Oceana County Sheriff Craig Mast

Governor’s budget vetoes put deputies’ jobs in peril.

LANSING – Governor Gretchen Whitmer cut the Secondary Road Patrol program last week as part of her vetoes that slash close to $1 billion from the 2020 state budget.

However, 23 supplemental appropriation bills were introduced in the Republican-controlled Senate Tuesday, Oct. 8, aimed at reversing many of the budget vetoes enacted by Whitmer. Included in those bills is the Secondary Road Patrol Program.

The program pays for additional deputies to patrol rural roads, and local sheriffs say this could put jobs at stake. In 2018, the program funded salaries for more than 100 deputies across the state. Veto cuts included $13.1 million for secondary road patrol programs.

“It could affect us quite severely if the vetoes go through,” said Oceana County Sheriff Craig Mast. “It’s going to be hard to cover the night shift.”

Oceana receives approximately $48,000 annually from the state’s Secondary Road Patrol Program, Mast said. “That goes a long way to cover our deputies wages.”

The sheriff’s office could potentially lose a deputy if the funding cuts are enacted.

Oceana’s secondary road patrol salaries are divided in half, the sheriff explained, with half the funding coming from the state and half coming from the county. “That makes them available to do general duties as well.”
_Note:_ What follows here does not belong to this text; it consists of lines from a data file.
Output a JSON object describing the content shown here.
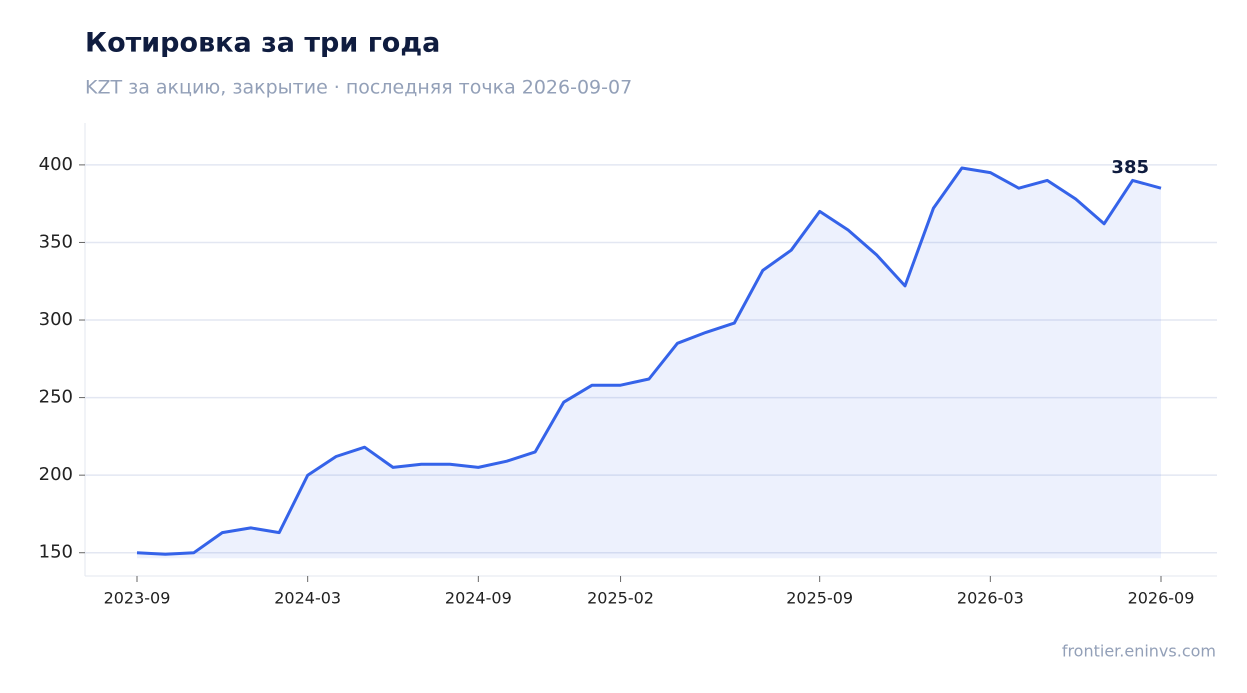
{
  "chart_data": {
    "type": "line",
    "title": "Котировка за три года",
    "subtitle": "KZT за акцию, закрытие · последняя точка 2026-09-07",
    "footer": "frontier.eninvs.com",
    "x": [
      "2023-09",
      "2023-10",
      "2023-11",
      "2023-12",
      "2024-01",
      "2024-02",
      "2024-03",
      "2024-04",
      "2024-05",
      "2024-06",
      "2024-07",
      "2024-08",
      "2024-09",
      "2024-10",
      "2024-11",
      "2024-12",
      "2025-01",
      "2025-02",
      "2025-03",
      "2025-04",
      "2025-05",
      "2025-06",
      "2025-07",
      "2025-08",
      "2025-09",
      "2025-10",
      "2025-11",
      "2025-12",
      "2026-01",
      "2026-02",
      "2026-03",
      "2026-04",
      "2026-05",
      "2026-06",
      "2026-07",
      "2026-08",
      "2026-09"
    ],
    "values": [
      150,
      149,
      150,
      163,
      166,
      163,
      200,
      212,
      218,
      205,
      207,
      207,
      205,
      209,
      215,
      247,
      258,
      258,
      262,
      285,
      292,
      298,
      332,
      345,
      370,
      358,
      342,
      322,
      372,
      398,
      395,
      385,
      390,
      378,
      362,
      390,
      385
    ],
    "color": "#3563e9",
    "ylim": [
      135,
      427
    ],
    "yticks": [
      150,
      200,
      250,
      300,
      350,
      400
    ],
    "xticks": [
      "2023-09",
      "2024-03",
      "2024-09",
      "2025-02",
      "2025-09",
      "2026-03",
      "2026-09"
    ],
    "grid": true
  }
}
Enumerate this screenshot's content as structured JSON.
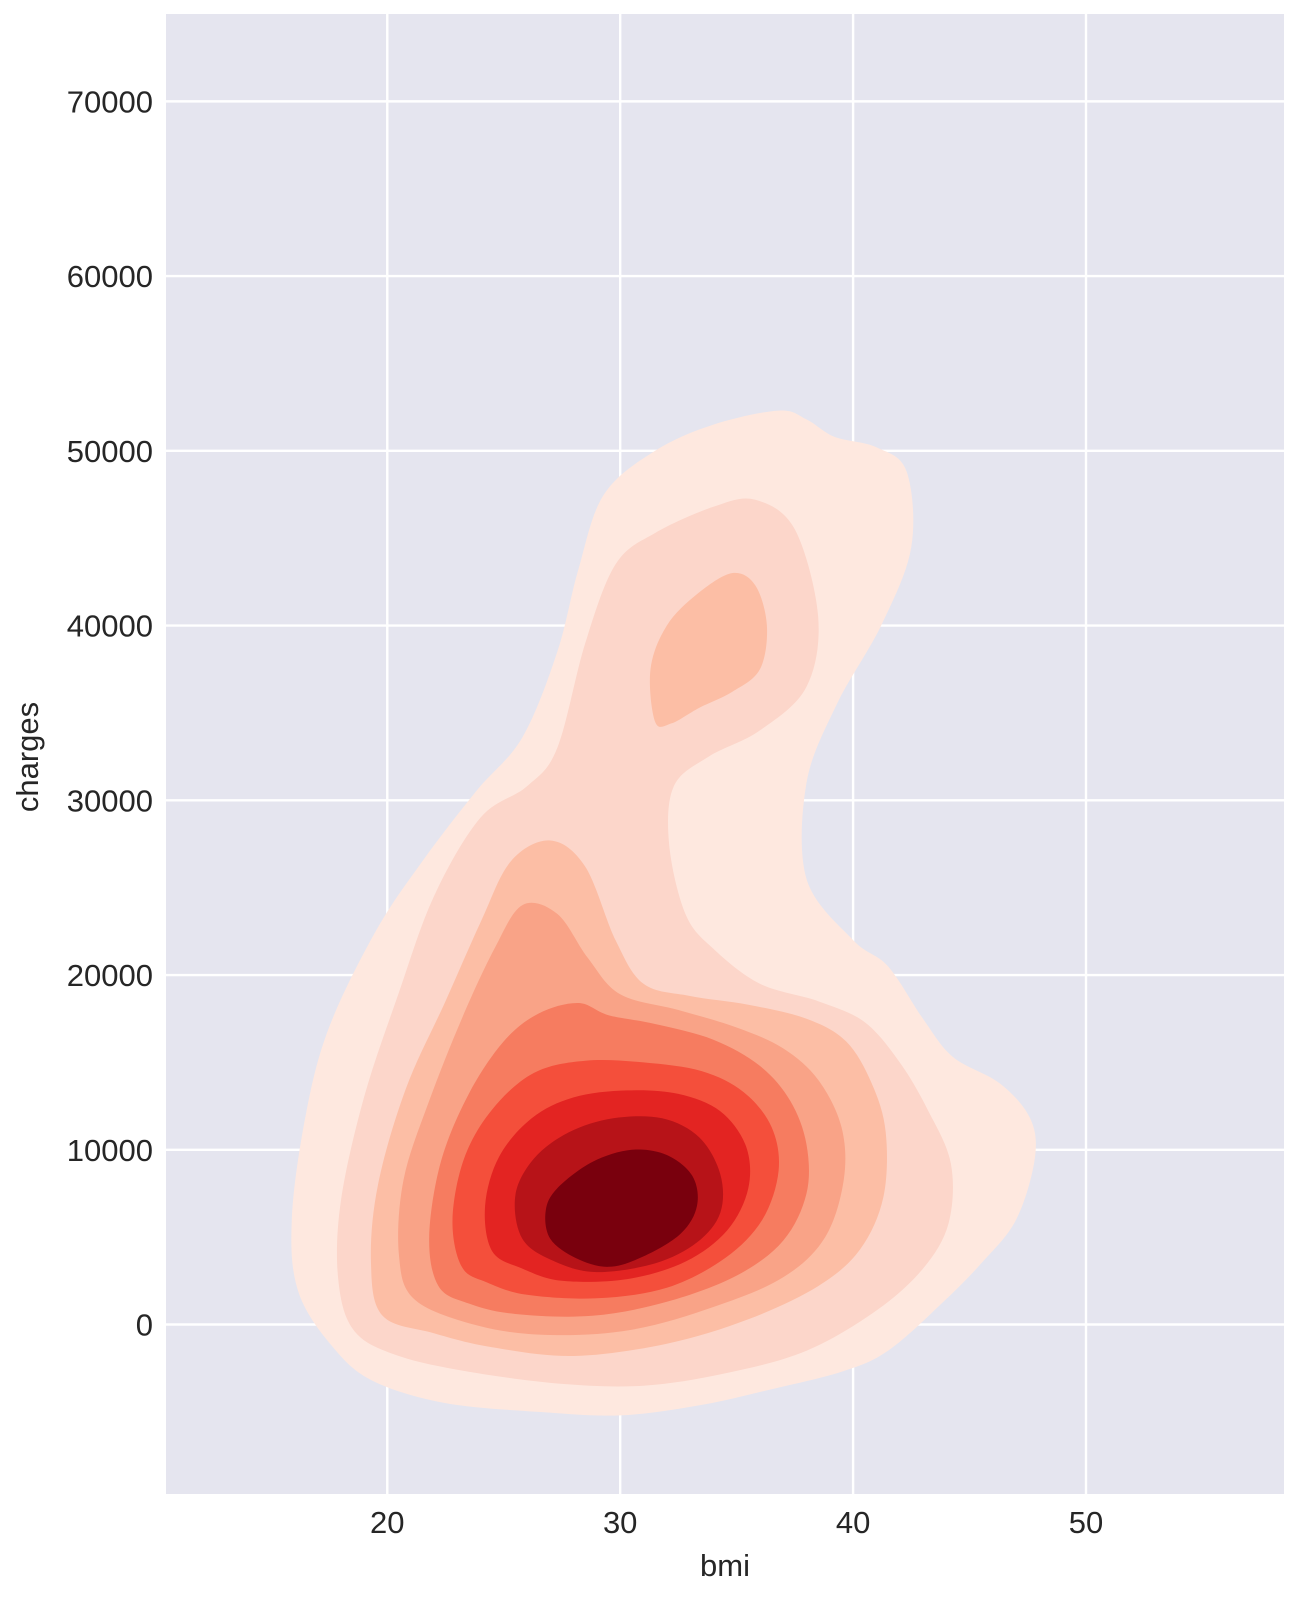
{
  "chart_data": {
    "type": "kde_contour",
    "xlabel": "bmi",
    "ylabel": "charges",
    "xlim": [
      10.5,
      58.5
    ],
    "ylim": [
      -9700,
      75000
    ],
    "x_ticks": [
      20,
      30,
      40,
      50
    ],
    "y_ticks": [
      0,
      10000,
      20000,
      30000,
      40000,
      50000,
      60000,
      70000
    ],
    "x_tick_labels": [
      "20",
      "30",
      "40",
      "50"
    ],
    "y_tick_labels": [
      "0",
      "10000",
      "20000",
      "30000",
      "40000",
      "50000",
      "60000",
      "70000"
    ],
    "grid": true,
    "background_color": "#e5e5ef",
    "grid_color": "#ffffff",
    "colormap": "Reds",
    "levels": [
      {
        "level": 1,
        "color": "#fee8df",
        "outline": [
          [
            17.8,
            -1500
          ],
          [
            16.2,
            1800
          ],
          [
            15.9,
            6000
          ],
          [
            16.5,
            12000
          ],
          [
            17.5,
            17000
          ],
          [
            19.5,
            22500
          ],
          [
            21.5,
            26500
          ],
          [
            23.8,
            30500
          ],
          [
            25.8,
            33600
          ],
          [
            27.3,
            38500
          ],
          [
            28.2,
            43200
          ],
          [
            29.3,
            47500
          ],
          [
            31.5,
            50000
          ],
          [
            34.0,
            51500
          ],
          [
            36.8,
            52300
          ],
          [
            38.0,
            51800
          ],
          [
            39.2,
            50800
          ],
          [
            41.0,
            50200
          ],
          [
            42.3,
            48800
          ],
          [
            42.5,
            44500
          ],
          [
            41.2,
            40000
          ],
          [
            39.3,
            35500
          ],
          [
            38.0,
            31000
          ],
          [
            38.0,
            25500
          ],
          [
            40.0,
            22000
          ],
          [
            41.5,
            20500
          ],
          [
            43.0,
            17500
          ],
          [
            44.3,
            15300
          ],
          [
            46.3,
            13800
          ],
          [
            47.6,
            11800
          ],
          [
            47.8,
            9500
          ],
          [
            47.0,
            6000
          ],
          [
            45.5,
            3500
          ],
          [
            43.8,
            1200
          ],
          [
            41.5,
            -1500
          ],
          [
            39.5,
            -2700
          ],
          [
            36.5,
            -3700
          ],
          [
            33.5,
            -4600
          ],
          [
            30.0,
            -5200
          ],
          [
            26.5,
            -5000
          ],
          [
            22.5,
            -4500
          ],
          [
            19.5,
            -3300
          ]
        ]
      },
      {
        "level": 2,
        "color": "#fcd6ca",
        "outline": [
          [
            18.6,
            -400
          ],
          [
            17.9,
            2500
          ],
          [
            18.0,
            7000
          ],
          [
            19.0,
            13000
          ],
          [
            20.5,
            19000
          ],
          [
            22.0,
            24500
          ],
          [
            24.0,
            29000
          ],
          [
            26.0,
            30800
          ],
          [
            27.3,
            33000
          ],
          [
            28.5,
            39000
          ],
          [
            29.8,
            43500
          ],
          [
            31.5,
            45300
          ],
          [
            34.0,
            46800
          ],
          [
            35.8,
            47200
          ],
          [
            37.5,
            45500
          ],
          [
            38.5,
            40500
          ],
          [
            38.0,
            36500
          ],
          [
            36.0,
            34000
          ],
          [
            33.8,
            32500
          ],
          [
            32.3,
            30800
          ],
          [
            32.1,
            27500
          ],
          [
            32.8,
            23500
          ],
          [
            34.0,
            21500
          ],
          [
            36.0,
            19500
          ],
          [
            38.5,
            18500
          ],
          [
            40.5,
            17300
          ],
          [
            42.0,
            15000
          ],
          [
            43.2,
            12300
          ],
          [
            44.2,
            9200
          ],
          [
            44.1,
            5800
          ],
          [
            43.0,
            3200
          ],
          [
            41.0,
            800
          ],
          [
            38.0,
            -1500
          ],
          [
            34.5,
            -2800
          ],
          [
            31.0,
            -3500
          ],
          [
            27.5,
            -3400
          ],
          [
            23.5,
            -2700
          ],
          [
            20.5,
            -1800
          ]
        ]
      },
      {
        "level": 3,
        "color": "#fcbea5",
        "outline": [
          [
            19.8,
            500
          ],
          [
            19.3,
            3500
          ],
          [
            19.6,
            8000
          ],
          [
            20.8,
            13500
          ],
          [
            22.5,
            18500
          ],
          [
            24.0,
            23000
          ],
          [
            25.3,
            26500
          ],
          [
            27.0,
            27700
          ],
          [
            28.5,
            26200
          ],
          [
            29.8,
            22000
          ],
          [
            31.0,
            19500
          ],
          [
            33.0,
            18800
          ],
          [
            35.5,
            18300
          ],
          [
            38.0,
            17500
          ],
          [
            39.7,
            16200
          ],
          [
            40.8,
            13800
          ],
          [
            41.4,
            11000
          ],
          [
            41.3,
            7300
          ],
          [
            40.3,
            4300
          ],
          [
            38.5,
            2200
          ],
          [
            35.5,
            300
          ],
          [
            32.0,
            -1100
          ],
          [
            28.0,
            -1800
          ],
          [
            24.5,
            -1300
          ],
          [
            22.0,
            -500
          ]
        ]
      },
      {
        "level": 4,
        "color": "#f9a387",
        "outline": [
          [
            21.2,
            1400
          ],
          [
            20.5,
            4000
          ],
          [
            20.7,
            8300
          ],
          [
            21.8,
            12800
          ],
          [
            23.2,
            17500
          ],
          [
            24.6,
            21500
          ],
          [
            25.8,
            24000
          ],
          [
            27.3,
            23500
          ],
          [
            28.6,
            21000
          ],
          [
            30.0,
            18900
          ],
          [
            32.5,
            18000
          ],
          [
            35.0,
            17000
          ],
          [
            37.0,
            15800
          ],
          [
            38.5,
            14000
          ],
          [
            39.5,
            11300
          ],
          [
            39.6,
            8300
          ],
          [
            38.8,
            5000
          ],
          [
            37.0,
            2700
          ],
          [
            34.0,
            1000
          ],
          [
            30.5,
            -300
          ],
          [
            27.0,
            -600
          ],
          [
            24.0,
            -100
          ]
        ]
      },
      {
        "level": 5,
        "color": "#f67c60",
        "outline": [
          [
            22.2,
            2200
          ],
          [
            21.8,
            5000
          ],
          [
            22.3,
            9300
          ],
          [
            23.5,
            13200
          ],
          [
            25.0,
            16200
          ],
          [
            26.5,
            17800
          ],
          [
            28.2,
            18400
          ],
          [
            29.5,
            17700
          ],
          [
            31.5,
            17200
          ],
          [
            34.0,
            16300
          ],
          [
            36.0,
            14800
          ],
          [
            37.3,
            12800
          ],
          [
            38.0,
            10300
          ],
          [
            38.0,
            7500
          ],
          [
            37.0,
            4800
          ],
          [
            35.0,
            2800
          ],
          [
            32.0,
            1300
          ],
          [
            28.8,
            500
          ],
          [
            25.5,
            600
          ],
          [
            23.5,
            1200
          ]
        ]
      },
      {
        "level": 6,
        "color": "#f44f3b",
        "outline": [
          [
            23.2,
            3300
          ],
          [
            22.8,
            6000
          ],
          [
            23.3,
            9500
          ],
          [
            24.5,
            12300
          ],
          [
            26.3,
            14400
          ],
          [
            28.5,
            15100
          ],
          [
            31.0,
            15000
          ],
          [
            33.5,
            14500
          ],
          [
            35.3,
            13300
          ],
          [
            36.5,
            11300
          ],
          [
            36.8,
            8800
          ],
          [
            36.1,
            6000
          ],
          [
            34.5,
            3800
          ],
          [
            32.0,
            2100
          ],
          [
            29.0,
            1500
          ],
          [
            26.0,
            1700
          ],
          [
            24.3,
            2400
          ]
        ]
      },
      {
        "level": 7,
        "color": "#e32422",
        "outline": [
          [
            24.5,
            4200
          ],
          [
            24.2,
            6800
          ],
          [
            24.8,
            9600
          ],
          [
            26.2,
            11800
          ],
          [
            28.0,
            13000
          ],
          [
            30.3,
            13400
          ],
          [
            32.5,
            13200
          ],
          [
            34.3,
            12200
          ],
          [
            35.4,
            10200
          ],
          [
            35.5,
            7800
          ],
          [
            34.6,
            5400
          ],
          [
            32.8,
            3600
          ],
          [
            30.3,
            2600
          ],
          [
            27.5,
            2500
          ],
          [
            25.8,
            3200
          ]
        ]
      },
      {
        "level": 8,
        "color": "#b71318",
        "outline": [
          [
            25.8,
            4900
          ],
          [
            25.5,
            7400
          ],
          [
            26.3,
            9500
          ],
          [
            27.8,
            11000
          ],
          [
            29.7,
            11800
          ],
          [
            31.8,
            11800
          ],
          [
            33.4,
            10700
          ],
          [
            34.3,
            8600
          ],
          [
            34.3,
            6400
          ],
          [
            33.3,
            4700
          ],
          [
            31.5,
            3500
          ],
          [
            29.0,
            3000
          ],
          [
            27.2,
            3600
          ]
        ]
      },
      {
        "level": 9,
        "color": "#79000d",
        "outline": [
          [
            27.0,
            4900
          ],
          [
            26.8,
            6500
          ],
          [
            27.3,
            7800
          ],
          [
            28.8,
            9300
          ],
          [
            30.5,
            10000
          ],
          [
            32.0,
            9700
          ],
          [
            33.1,
            8500
          ],
          [
            33.3,
            6800
          ],
          [
            32.6,
            5200
          ],
          [
            31.0,
            3900
          ],
          [
            29.5,
            3300
          ],
          [
            28.1,
            3800
          ]
        ]
      },
      {
        "level": 3,
        "color": "#fcbea5",
        "outline": [
          [
            31.5,
            34500
          ],
          [
            31.3,
            37500
          ],
          [
            32.0,
            40000
          ],
          [
            33.3,
            41800
          ],
          [
            34.8,
            43000
          ],
          [
            35.8,
            42300
          ],
          [
            36.3,
            40000
          ],
          [
            36.0,
            37500
          ],
          [
            34.8,
            36200
          ],
          [
            33.4,
            35300
          ],
          [
            32.2,
            34400
          ]
        ]
      }
    ]
  }
}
Normally there are two road patrol deputies on duty for each shift, and occasionally there are three. “We’re very thin-staffed as it is,” he said. There are approximately 12 road patrol deputies on staff.

Mast said he has been in contact with staff from the offices of Michigan Senator Jon Bumstead (R-Newago) and State Rep. Scott VanSingle (R-Grant). “I’m trying to impress upon them the importance of keeping the funds in tact.”

Also on the chopping block is the County Jail Reimbursement Program which provides state reimbursement to counties housing felons in the county jails that could be in the state prison system. If that program is slashed, Oceana County could lose close to $25,000, Mast said.

“I encourage people to contact our representatives, senators and the governor’s office,” he said. “It appears to be political hardball. Public safety is being sacrificed to repair roads.”

Whitmer campaigned on a pledge to “fix the damn roads,” and drafted her first budget around a 45-cent-per-gallon increase in the state fuel tax. Key to the plan is that it would not only increase annual road funding by $1.9 billion, but it would also allow the state to stop spending hundreds of millions of dollars annually on roads that the governor stresses should be spent on other priorities, such as education and the environment.

Other controversial funding vetoes include $38 million in higher education tuition grants for independent and private colleges, $10 million for “secure schools,” and $1.6 million for “strict discipline academies.”

Like the secondary road patrol veto, some of the Democratic governor’s cuts appear targeted at rural areas that tend to elect Republican lawmakers, such as $16.6 million for rural hospitals and nearly $8 million to pay for rural obstetricians.

“We have an opportunity to negotiate things back into the budget if the Legislature avails themselves of that opportunity,” Whitmer said during a press conference last week.

Legislative leaders and Whitmer plan to meet Thursday, Oct. 10.